Fakta miris lainnya adalah fenomena satgas (Preman) ex kaki lima. Bahwa mereka adalah pedagang kaki lima “bandel” yang direkrut dan diiming-imingi sejumlah honor oleh pihak pasar dalam rangka penertiban ini. Bukankah ini merupakan awal memulai pergesekan konflik horizontal antar pedagang. Dari pantauan penulis dilapangan, setelah menertibkan satgas kembali berdagang bersama yang ditertibkan. Hal ini riskan memunculkan keributan baru diantara sesama

Persaingan kotor dalam rangka keuntungan masih terlihat sangat dominan terjadi dipasar.Apakah ini yang disebut-sebut kebobrokan nilai sampai tingkat mendasar? Inikah nilai yang mengakar dizaman yang modern saat ini? Pertanyaan itu timbul dari benak kita. Mengapa semua itu terjadi ? Penyebabnya mungkin hanya satu, Budaya keserakahanyang mengakar hingga sampai ke tataran masyarakat kecil. Karena rasa kekecawaan pedagang pada sistem birokrasi yang seolah semakin menindas mereka.
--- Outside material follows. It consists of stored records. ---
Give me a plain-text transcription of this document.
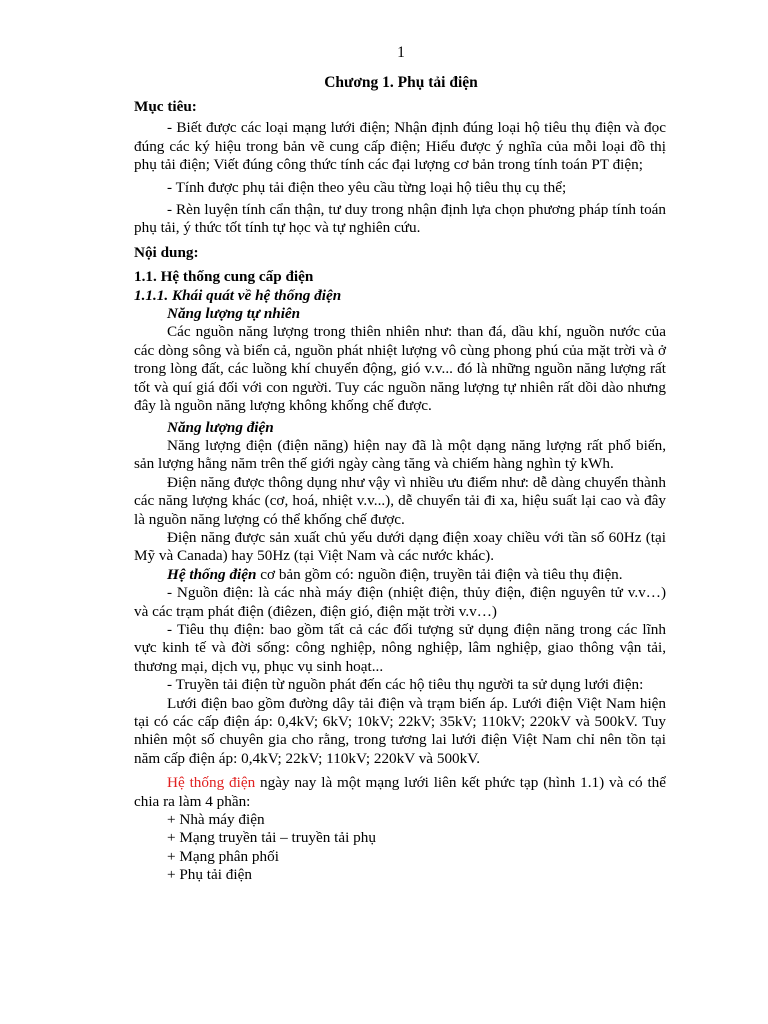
1
Chương 1. Phụ tải điện

Mục tiêu:

- Biết được các loại mạng lưới điện; Nhận định đúng loại hộ tiêu thụ điện và đọc đúng các ký hiệu trong bản vẽ cung cấp điện; Hiểu được ý nghĩa của mỗi loại đồ thị phụ tải điện; Viết đúng công thức tính các đại lượng cơ bản trong tính toán PT điện;

- Tính được phụ tải điện theo yêu cầu từng loại hộ tiêu thụ cụ thể;

- Rèn luyện tính cẩn thận, tư duy trong nhận định lựa chọn phương pháp tính toán phụ tải, ý thức tốt tính tự học và tự nghiên cứu.

Nội dung:

1.1. Hệ thống cung cấp điện

1.1.1. Khái quát về hệ thống điện

Năng lượng tự nhiên

Các nguồn năng lượng trong thiên nhiên như: than đá, dầu khí, nguồn nước của các dòng sông và biển cả, nguồn phát nhiệt lượng vô cùng phong phú của mặt trời và ở trong lòng đất, các luồng khí chuyển động, gió v.v... đó là những nguồn năng lượng rất tốt và quí giá đối với con người. Tuy các nguồn năng lượng tự nhiên rất dồi dào nhưng đây là nguồn năng lượng không khống chế được.

Năng lượng điện

Năng lượng điện (điện năng) hiện nay đã là một dạng năng lượng rất phổ biến, sản lượng hằng năm trên thế giới ngày càng tăng và chiếm hàng nghìn tỷ kWh.

Điện năng được thông dụng như vậy vì nhiều ưu điểm như: dễ dàng chuyển thành các năng lượng khác (cơ, hoá, nhiệt v.v...), dễ chuyển tải đi xa, hiệu suất lại cao và đây là nguồn năng lượng có thể khống chế được.

Điện năng được sản xuất chủ yếu dưới dạng điện xoay chiều với tần số 60Hz (tại Mỹ và Canada) hay 50Hz (tại Việt Nam và các nước khác).

Hệ thống điện cơ bản gồm có: nguồn điện, truyền tải điện và tiêu thụ điện.

- Nguồn điện: là các nhà máy điện (nhiệt điện, thủy điện, điện nguyên tử v.v…) và các trạm phát điện (điêzen, điện gió, điện mặt trời v.v…)

- Tiêu thụ điện: bao gồm tất cả các đối tượng sử dụng điện năng trong các lĩnh vực kinh tế và đời sống: công nghiệp, nông nghiệp, lâm nghiệp, giao thông vận tải, thương mại, dịch vụ, phục vụ sinh hoạt...

- Truyền tải điện từ nguồn phát đến các hộ tiêu thụ người ta sử dụng lưới điện:

Lưới điện bao gồm đường dây tải điện và trạm biến áp. Lưới điện Việt Nam hiện tại có các cấp điện áp: 0,4kV; 6kV; 10kV; 22kV; 35kV; 110kV; 220kV và 500kV. Tuy nhiên một số chuyên gia cho rằng, trong tương lai lưới điện Việt Nam chỉ nên tồn tại năm cấp điện áp: 0,4kV; 22kV; 110kV; 220kV và 500kV.

Hệ thống điện ngày nay là một mạng lưới liên kết phức tạp (hình 1.1) và có thể chia ra làm 4 phần:

+ Nhà máy điện

+ Mạng truyền tải – truyền tải phụ

+ Mạng phân phối

+ Phụ tải điện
Jadi mereka dengan alami memegang asas “kalau pemimpin kita rusak, maka masyarakatnya pasti bobrok juga”

Ktidakmampuan menjaga norma-norma yang tetanam di suatu bangsa merupakan salah satu ujung pangkal terjadinya kebobrokan di suatu daerah. Kalau pemimpinnya mencerminkan sifat dan sikap dalam mengambil kebijakan mulia jelas masyarakatnya akan mencontoh pemimpinnya, begitu juga sebaliknya.Karena pemimpin merupakan representrasi masyarakat disuatu wilayah.
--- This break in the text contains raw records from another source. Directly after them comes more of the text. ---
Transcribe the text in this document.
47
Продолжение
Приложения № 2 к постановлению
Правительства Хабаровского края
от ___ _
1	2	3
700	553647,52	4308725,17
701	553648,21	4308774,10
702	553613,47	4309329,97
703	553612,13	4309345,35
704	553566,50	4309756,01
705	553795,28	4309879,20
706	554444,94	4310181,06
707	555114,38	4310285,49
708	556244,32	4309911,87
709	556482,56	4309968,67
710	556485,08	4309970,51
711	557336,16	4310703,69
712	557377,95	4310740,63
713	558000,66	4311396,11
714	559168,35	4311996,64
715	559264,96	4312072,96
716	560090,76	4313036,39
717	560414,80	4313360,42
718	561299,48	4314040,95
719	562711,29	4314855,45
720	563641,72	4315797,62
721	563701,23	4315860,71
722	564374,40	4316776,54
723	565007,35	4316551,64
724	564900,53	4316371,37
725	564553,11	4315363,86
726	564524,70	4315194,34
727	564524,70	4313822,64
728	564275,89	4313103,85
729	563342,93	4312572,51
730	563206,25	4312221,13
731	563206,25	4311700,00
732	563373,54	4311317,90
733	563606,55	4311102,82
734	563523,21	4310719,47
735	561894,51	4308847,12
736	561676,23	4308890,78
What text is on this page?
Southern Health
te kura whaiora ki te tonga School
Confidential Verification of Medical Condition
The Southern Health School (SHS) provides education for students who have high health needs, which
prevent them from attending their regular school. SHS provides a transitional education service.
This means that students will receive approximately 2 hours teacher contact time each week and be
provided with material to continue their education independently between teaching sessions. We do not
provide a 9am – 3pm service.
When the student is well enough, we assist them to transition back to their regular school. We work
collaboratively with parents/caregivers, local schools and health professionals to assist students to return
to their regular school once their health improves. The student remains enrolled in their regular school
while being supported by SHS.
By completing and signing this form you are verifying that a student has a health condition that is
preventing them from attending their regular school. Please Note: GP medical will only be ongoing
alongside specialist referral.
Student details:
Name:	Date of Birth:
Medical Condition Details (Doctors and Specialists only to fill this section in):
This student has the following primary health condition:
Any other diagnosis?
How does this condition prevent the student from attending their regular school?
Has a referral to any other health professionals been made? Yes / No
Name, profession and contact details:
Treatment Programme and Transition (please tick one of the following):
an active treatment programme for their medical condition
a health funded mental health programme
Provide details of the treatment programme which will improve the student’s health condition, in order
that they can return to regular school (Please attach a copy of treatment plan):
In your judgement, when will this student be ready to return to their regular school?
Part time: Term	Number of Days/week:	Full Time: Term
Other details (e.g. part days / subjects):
Kebobrokan pembangunan dan relevansi dengan perekonomian daerah

Dalam rangka mewujudkan pembangunan ekonomi nasional yang berlandaskan keadilan sosial bagi seluruh Rakyat Indonesia, Kemendagri memutuskan untuk memprogramkan pembangunan dan revitalisasi Pasar Percontohan Nasional di berbagai wilayah indonesia. Program ini diharapkan dapat menjadi solusi dalam pembangunan pasar tradisional yang berskala nasional untuk dapat ber-daya saing di era modernisasi , serta dalam rangka meningkatkan pelayanan kebutuhan masyarakat pedagang pasar tradisonal.Upaya revitalisasi pasar tradisional ini merupakan bukti keberpihakan Kementerian Perdagangan RI  pada pengembangan pasar tradisional sebagaimana telah diatur dalam Peraturan Presiden Nomor 111 tahun 2007. Intinya Dengan mengembangkan pasar percontohan, diharapkan terjadi peningkatan penyerapan tenaga kerja, peningkatan potensi ekonomi, peningkatan kesejahteraan masyarakat, peningkatan pendapatan asli daerah dan menjaga kestabilan harga bahan.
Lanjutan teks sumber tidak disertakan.